We experience an impulse to escape from or postpone social re-engagement, including with friends and family, in order to recover from the frenetic world of work and social networks – the search for solitude and protected personal space – but also organise our holidays as episodes over which we have complete choice and control.

In parallel, we experience the denials of complexity by those in power in organisations and at a political level. The true impact of austerity and the cut-backs in public services are not acknowledged by politicians and policy makers including executives at local level. Blatant denials, counter arguments, defensive and propagandist statements give rise to cynicism and an increasing sense of impotence and disempowerment within society amongst those not in power.

We depend on those who make clear unambiguous decisions because we need the complexity of the world to be managed, or taken away on our behalf. We welcome the idea of regulation as an attempt to make decisions easier, to reduce ambiguity and anxiety in decision making, but our experience of it can have the opposite effect. We recycle what we can because the opportunity to do so has been provided but not with any expectation that it will make a difference.

Hypothesis 3: Because citizens do not believe that their individual effort will make a difference, they prefer to export the responsibility into the hands of others and complain when they fail. They seek binary choices because it reduces complexity and the responsibility to think. They seek to escape into solitude and fantasies of control to avoid any consequent senses of hopelessness, disempowerment, impotence and emotional numbness.

Analysis 4: denial of ugliness – illusion of the perfect self

We experience a world full of narcissistic pre-occupations at the individual, societal, organisational and political level in which the uglinesses of the world cannot be acknowledged or consciously tolerated with an escape into a fantasy and binary-choice world.

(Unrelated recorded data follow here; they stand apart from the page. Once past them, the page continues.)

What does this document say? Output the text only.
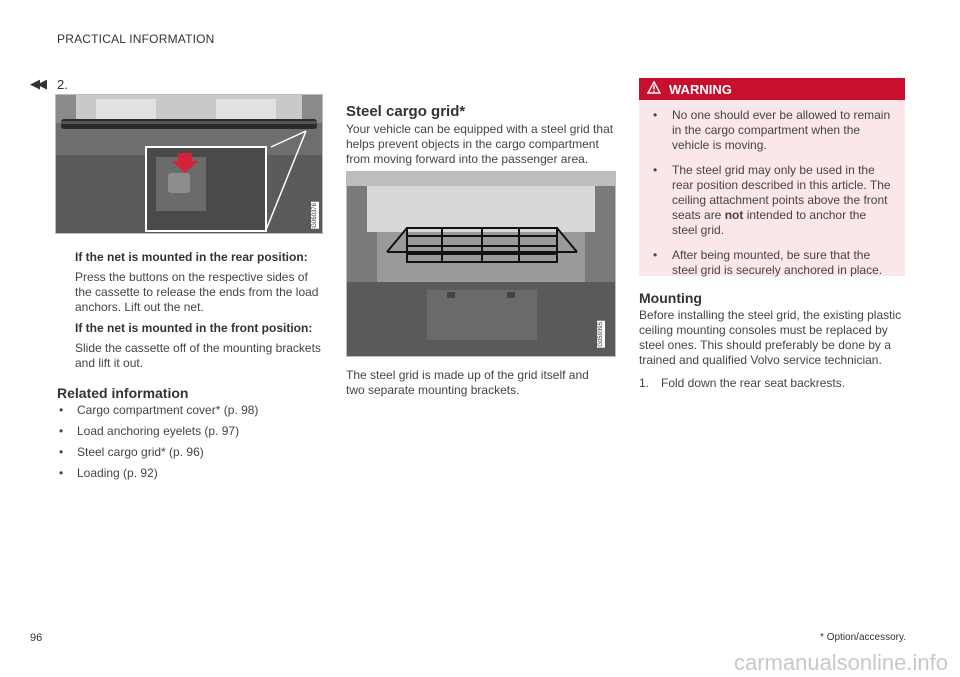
PRACTICAL INFORMATION
◀◀ 2.
G060376
If the net is mounted in the rear position:
Press the buttons on the respective sides of the cassette to release the ends from the load anchors. Lift out the net.
If the net is mounted in the front position:
Slide the cassette off of the mounting brackets and lift it out.
Related information
• Cargo compartment cover* (p. 98)
• Load anchoring eyelets (p. 97)
• Steel cargo grid* (p. 96)
• Loading (p. 92)
Steel cargo grid*
Your vehicle can be equipped with a steel grid that helps prevent objects in the cargo compartment from moving forward into the passenger area.
G059395
The steel grid is made up of the grid itself and two separate mounting brackets.
WARNING
• No one should ever be allowed to remain in the cargo compartment when the vehicle is moving.
• The steel grid may only be used in the rear position described in this article. The ceiling attachment points above the front seats are not intended to anchor the steel grid.
• After being mounted, be sure that the steel grid is securely anchored in place.
Mounting
Before installing the steel grid, the existing plastic ceiling mounting consoles must be replaced by steel ones. This should preferably be done by a trained and qualified Volvo service technician.
1. Fold down the rear seat backrests.
96	* Option/accessory.
carmanualsonline.info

Social media does not opportune true dialogue but presents polarised, binary choices as if to make a complex world simpler: you can choose to ‘like’ or ‘dislike’, to accept an invitation to be a ‘friend’ but you can also ‘unfriend’. Your loyalty to your employer must be absolute, almost ‘worship’, thereby denying any problems in the workplace or the reporting of such for fear of ‘human resources’ being called in to ‘investigate you’. What is now the nature of the social as well as the employment contract?

We are preoccupied with personally creating the illusion of a perfect self, a perfect setting for the ‘selfie’, a perfect experience whilst turning a ‘blind eye’ to the uglinesses of the world such as human causes of damage to the environment: the consequences and reality of global warming is left to the ‘Blue Planet II’ series where beautiful images make it easier to tolerate.

Hypothesis 4: Citizens deny their own impotence to make the world a better place by seeking refuge in fantasies of perfection and magical thinking. This increase in narcissistic pre-occupations avoids the need to face up to existential threats such as that presented by global warming and reduces social engagement to the most superficial and artificial kind in which all ugliness and imperfection is banished.